GUEST COLUMN BY PAUL DAVIS
In 2009, I wrote about an unusual event: a group of Somali pirates had hijacked an American cargo ship headed for Kenya. The crew fought off the attack, but the hijackers took the captain hostage.
A few days later, Navy snipers killed three of the pirates and rescued Capt. Richard Phillips. (Tom Hanks played the captain in the 2013 Hollywood film.)
Shane Murphy, the ship's chief officer, had just returned to the U.S. and was holed up in his ranch house in Seekonk, Massachusetts. I was a reporter for the Providence Journal, a Rhode Island newspaper with readers in Massachusetts.
"Get the story," my editor said.
I camped on Murphy's street for three days before he spoke to me. "No press!" his wife yelled from the back of the house.
Murphy, who juggled his infant son in one hand and a beer in the other, told me a wild story.
I drove back to the paper. I had a scoop, but probably not for long.
"Write a block of copy and file it," an editor said. "I’ll post it on our website. Then write another block, and I’ll post it. Don’t stop."

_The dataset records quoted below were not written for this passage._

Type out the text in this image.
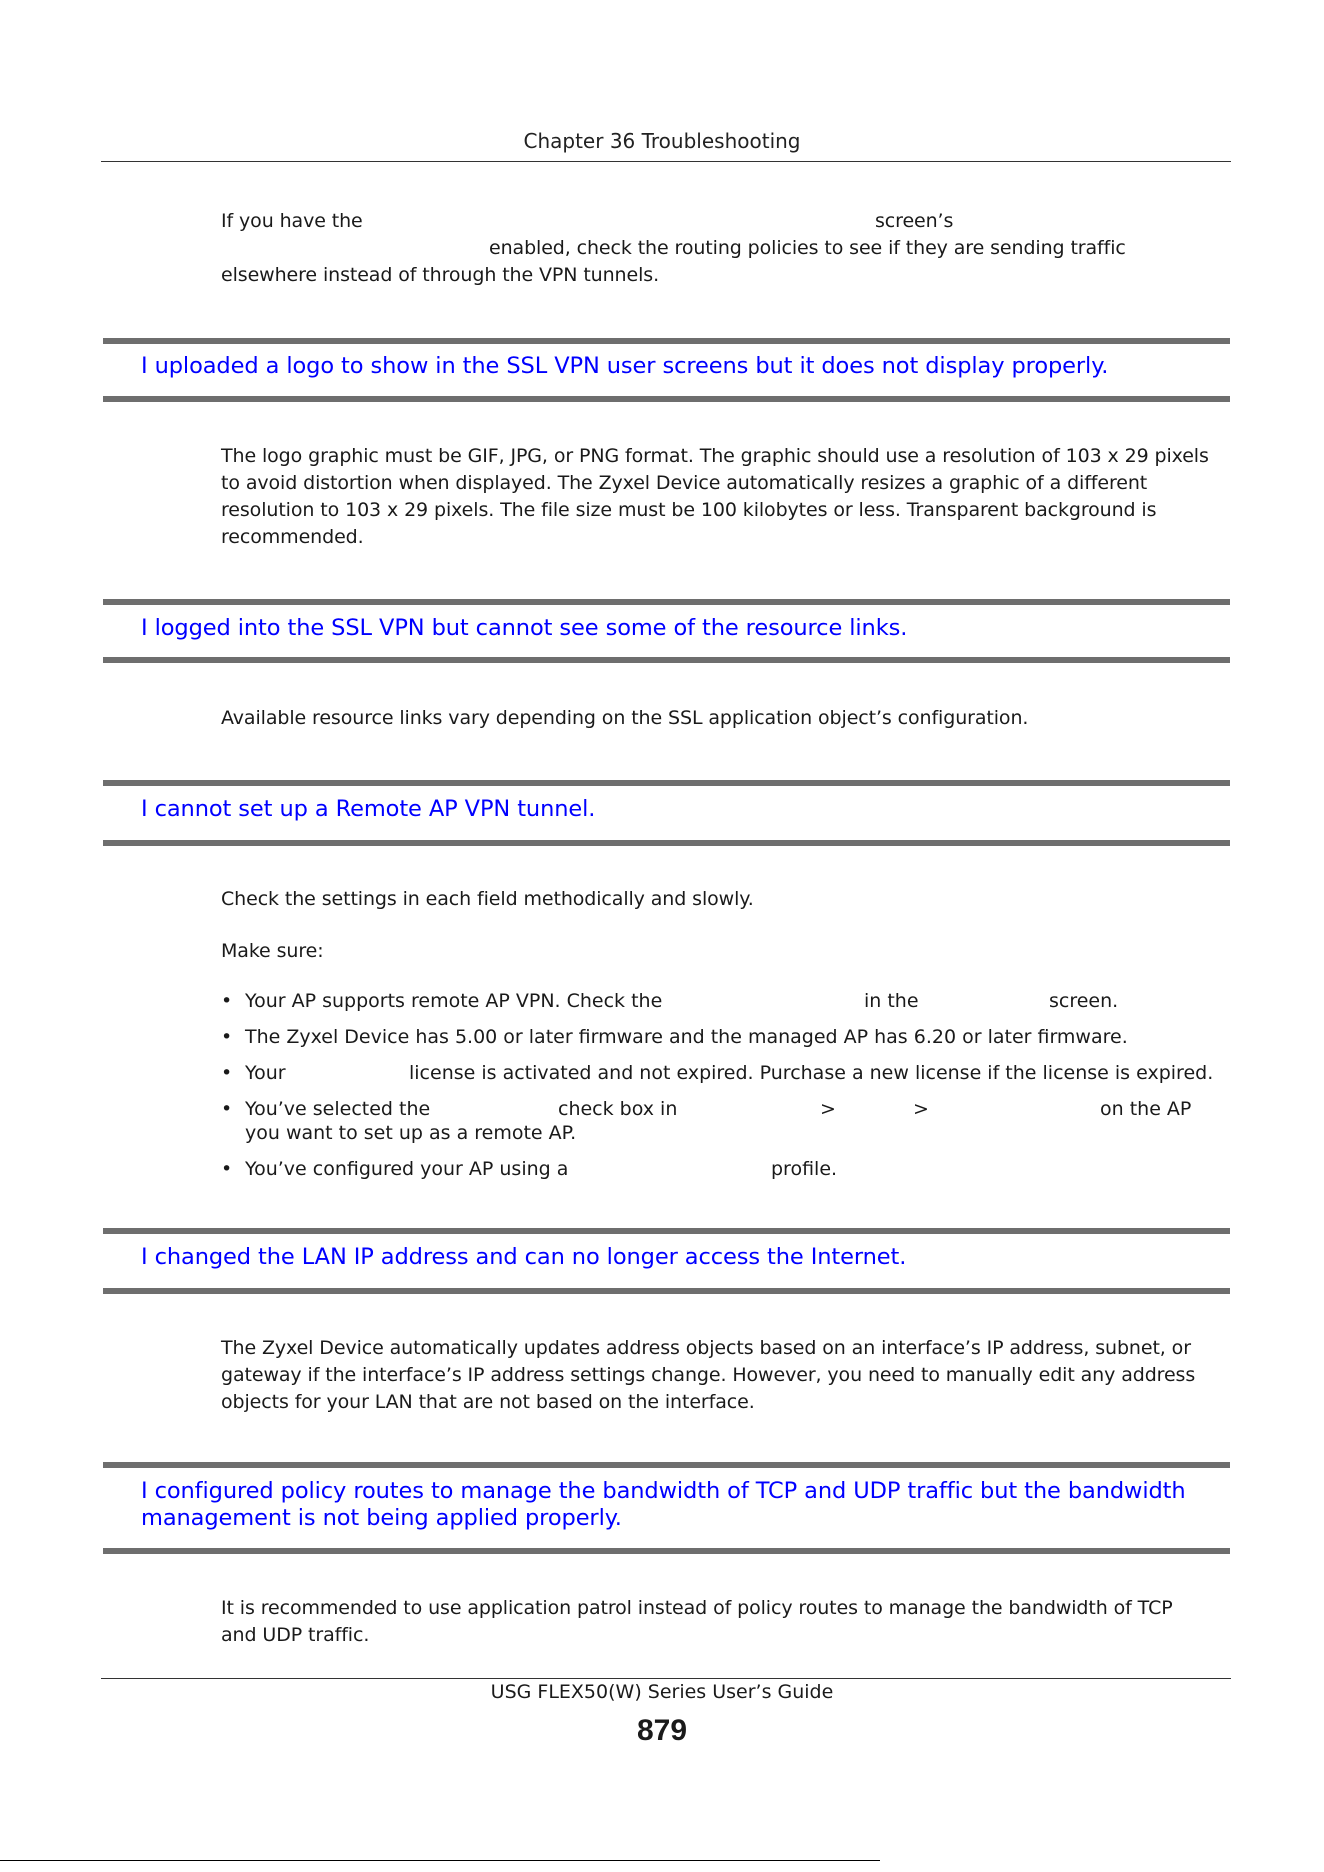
Chapter 36 Troubleshooting
If you have the	screen’s
enabled, check the routing policies to see if they are sending traffic
elsewhere instead of through the VPN tunnels.
I uploaded a logo to show in the SSL VPN user screens but it does not display properly.
The logo graphic must be GIF, JPG, or PNG format. The graphic should use a resolution of 103 x 29 pixels
to avoid distortion when displayed. The Zyxel Device automatically resizes a graphic of a different
resolution to 103 x 29 pixels. The file size must be 100 kilobytes or less. Transparent background is
recommended.
I logged into the SSL VPN but cannot see some of the resource links.
Available resource links vary depending on the SSL application object’s configuration.
I cannot set up a Remote AP VPN tunnel.
Check the settings in each field methodically and slowly.
Make sure:
• Your AP supports remote AP VPN. Check the	in the	screen.
• The Zyxel Device has 5.00 or later firmware and the managed AP has 6.20 or later firmware.
• Your	license is activated and not expired. Purchase a new license if the license is expired.
• You’ve selected the	check box in	>	>	on the AP
you want to set up as a remote AP.
• You’ve configured your AP using a	profile.
I changed the LAN IP address and can no longer access the Internet.
The Zyxel Device automatically updates address objects based on an interface’s IP address, subnet, or
gateway if the interface’s IP address settings change. However, you need to manually edit any address
objects for your LAN that are not based on the interface.
I configured policy routes to manage the bandwidth of TCP and UDP traffic but the bandwidth
management is not being applied properly.
It is recommended to use application patrol instead of policy routes to manage the bandwidth of TCP
and UDP traffic.
USG FLEX50(W) Series User’s Guide
879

He paused. "End each segment with a cliffhanger. I don't want to lose a reader."
I wrote the first few sentences to set the tone:
Chief Officer Shane Murphy heard the threat before dawn.
"Stop ship," said a voice on the radio. "This is Somali pirate."

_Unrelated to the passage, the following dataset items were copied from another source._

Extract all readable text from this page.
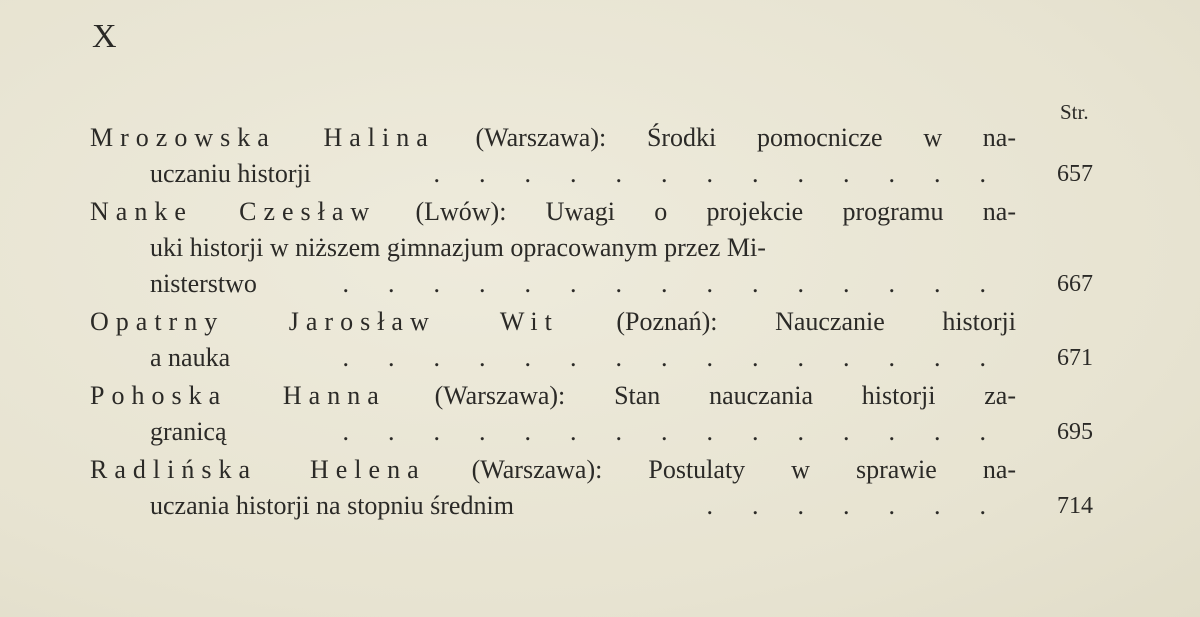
X
Str.
Mrozowska Halina (Warszawa): Środki pomocnicze w na-
uczaniu historji	.  .  .  .  .  .  .  .  .  .  .  .  .   657
Nanke Czesław (Lwów): Uwagi o projekcie programu na-
uki historji w niższem gimnazjum opracowanym przez Mi-
nisterstwo	.  .  .  .  .  .  .  .  .  .  .  .  .  .  .   667
Opatrny Jarosław Wit (Poznań): Nauczanie historji
a nauka	.  .  .  .  .  .  .  .  .  .  .  .  .  .  .   671
Pohoska Hanna (Warszawa): Stan nauczania historji za-
granicą	.  .  .  .  .  .  .  .  .  .  .  .  .  .  .   695
Radlińska Helena (Warszawa): Postulaty w sprawie na-
uczania historji na stopniu średnim	.  .  .  .  .  .  .   714
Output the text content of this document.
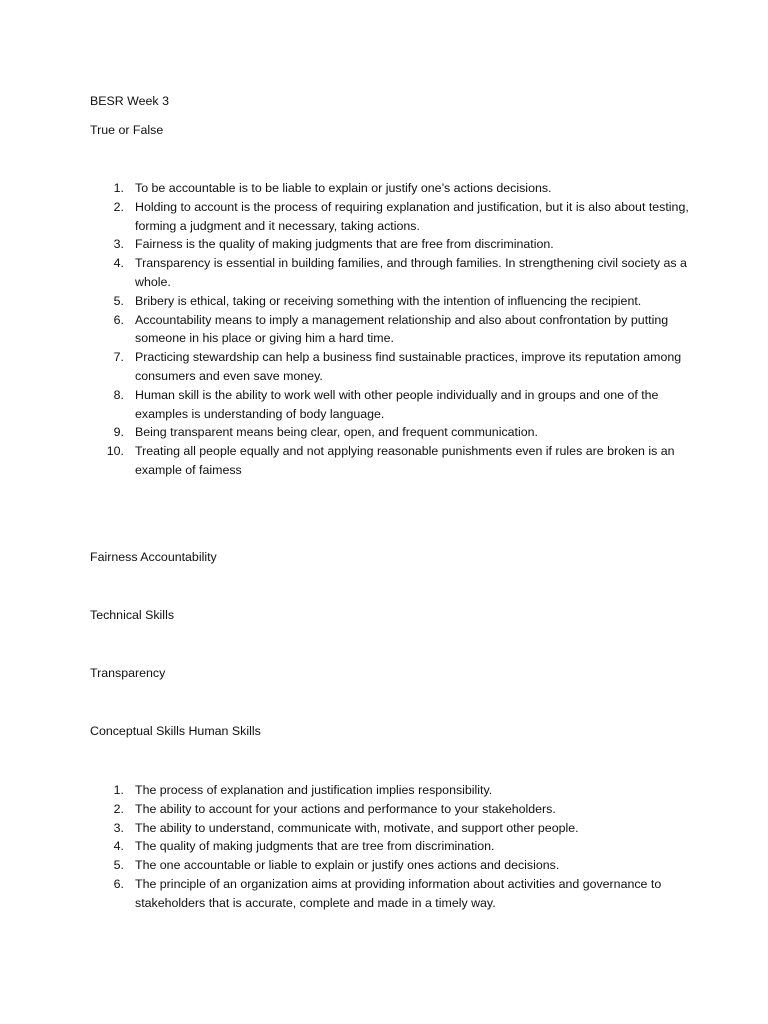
BESR Week 3
True or False
1. To be accountable is to be liable to explain or justify one’s actions decisions.
2. Holding to account is the process of requiring explanation and justification, but it is also about testing, forming a judgment and it necessary, taking actions.
3. Fairness is the quality of making judgments that are free from discrimination.
4. Transparency is essential in building families, and through families. In strengthening civil society as a whole.
5. Bribery is ethical, taking or receiving something with the intention of influencing the recipient.
6. Accountability means to imply a management relationship and also about confrontation by putting someone in his place or giving him a hard time.
7. Practicing stewardship can help a business find sustainable practices, improve its reputation among consumers and even save money.
8. Human skill is the ability to work well with other people individually and in groups and one of the examples is understanding of body language.
9. Being transparent means being clear, open, and frequent communication.
10. Treating all people equally and not applying reasonable punishments even if rules are broken is an example of faimess
Fairness Accountability
Technical Skills
Transparency
Conceptual Skills Human Skills
1. The process of explanation and justification implies responsibility.
2. The ability to account for your actions and performance to your stakeholders.
3. The ability to understand, communicate with, motivate, and support other people.
4. The quality of making judgments that are tree from discrimination.
5. The one accountable or liable to explain or justify ones actions and decisions.
6. The principle of an organization aims at providing information about activities and governance to stakeholders that is accurate, complete and made in a timely way.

I limited the opening scene to 10 paragraphs. During the hijacking, Murphy ran below deck to secure more than 100 locks and doors. Above him, he heard Captain Phillips shout, "Shots fired! Shot's fired!"

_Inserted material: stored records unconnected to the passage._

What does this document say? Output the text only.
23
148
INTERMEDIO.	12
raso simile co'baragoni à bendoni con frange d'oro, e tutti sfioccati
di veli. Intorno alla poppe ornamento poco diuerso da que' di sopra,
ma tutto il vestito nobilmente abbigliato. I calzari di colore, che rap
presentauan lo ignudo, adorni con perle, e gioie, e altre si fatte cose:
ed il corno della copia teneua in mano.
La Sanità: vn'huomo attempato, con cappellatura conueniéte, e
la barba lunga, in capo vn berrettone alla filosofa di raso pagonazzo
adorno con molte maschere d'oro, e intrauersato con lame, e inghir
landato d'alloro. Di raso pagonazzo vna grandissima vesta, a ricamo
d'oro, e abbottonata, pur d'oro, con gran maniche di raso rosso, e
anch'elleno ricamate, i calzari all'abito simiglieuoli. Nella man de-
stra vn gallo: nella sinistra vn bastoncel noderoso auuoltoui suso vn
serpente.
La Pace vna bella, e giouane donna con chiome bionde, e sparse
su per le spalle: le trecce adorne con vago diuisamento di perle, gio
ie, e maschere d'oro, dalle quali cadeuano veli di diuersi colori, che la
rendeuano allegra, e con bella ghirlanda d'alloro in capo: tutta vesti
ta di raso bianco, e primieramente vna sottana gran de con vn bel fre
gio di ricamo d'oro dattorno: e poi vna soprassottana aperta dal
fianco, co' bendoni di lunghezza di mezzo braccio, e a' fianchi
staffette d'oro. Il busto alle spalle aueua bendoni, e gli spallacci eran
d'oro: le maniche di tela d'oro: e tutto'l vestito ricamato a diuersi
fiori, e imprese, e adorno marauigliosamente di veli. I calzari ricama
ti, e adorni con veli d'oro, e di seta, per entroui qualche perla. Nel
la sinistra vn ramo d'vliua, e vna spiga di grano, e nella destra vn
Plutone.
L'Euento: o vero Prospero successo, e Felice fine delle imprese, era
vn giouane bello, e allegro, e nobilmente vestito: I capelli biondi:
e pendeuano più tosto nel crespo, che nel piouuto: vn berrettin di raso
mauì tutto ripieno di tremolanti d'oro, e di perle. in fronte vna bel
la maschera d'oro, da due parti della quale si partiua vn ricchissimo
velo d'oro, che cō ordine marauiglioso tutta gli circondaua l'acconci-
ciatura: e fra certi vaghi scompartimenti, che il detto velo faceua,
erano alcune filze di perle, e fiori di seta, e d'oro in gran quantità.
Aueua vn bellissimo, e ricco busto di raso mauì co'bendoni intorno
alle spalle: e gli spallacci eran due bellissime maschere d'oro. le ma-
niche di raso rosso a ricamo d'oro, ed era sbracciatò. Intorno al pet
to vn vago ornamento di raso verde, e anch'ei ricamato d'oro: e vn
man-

I ended the first installment this way:
The men grabbed improvised weapons: hatchets, saws and homemade shivs.
I wrote a few more scenes. An engineer shut off the ship's lights and power. Murphy activated a tracking transmitter. He and another crewman jumped a pirate and held him hostage.
I wrote in bursts and used short sentences to create tension.
The exercise taught me something: Never forget your reader. Text messages, YouTube videos, emails, Netflix — distractions abound. Readers are quick to put a story down.
You don't have to write like James Patterson, but you must engage your readers. That means using every trick in the book: cliffhangers, foreshadowing, cinematic detail, snappy dialogue — anything to grab the reader and propel the story forward.
"Shots fired! Shots fired!"
I talked to Murphy for 20 minutes before his wife threw me out. It was enough. He even sketched the ship’s interior on a napkin. Before I left, I noticed the tattoos on Murphy’s arms. A mermaid floated on one bicep. A shark swam on the other.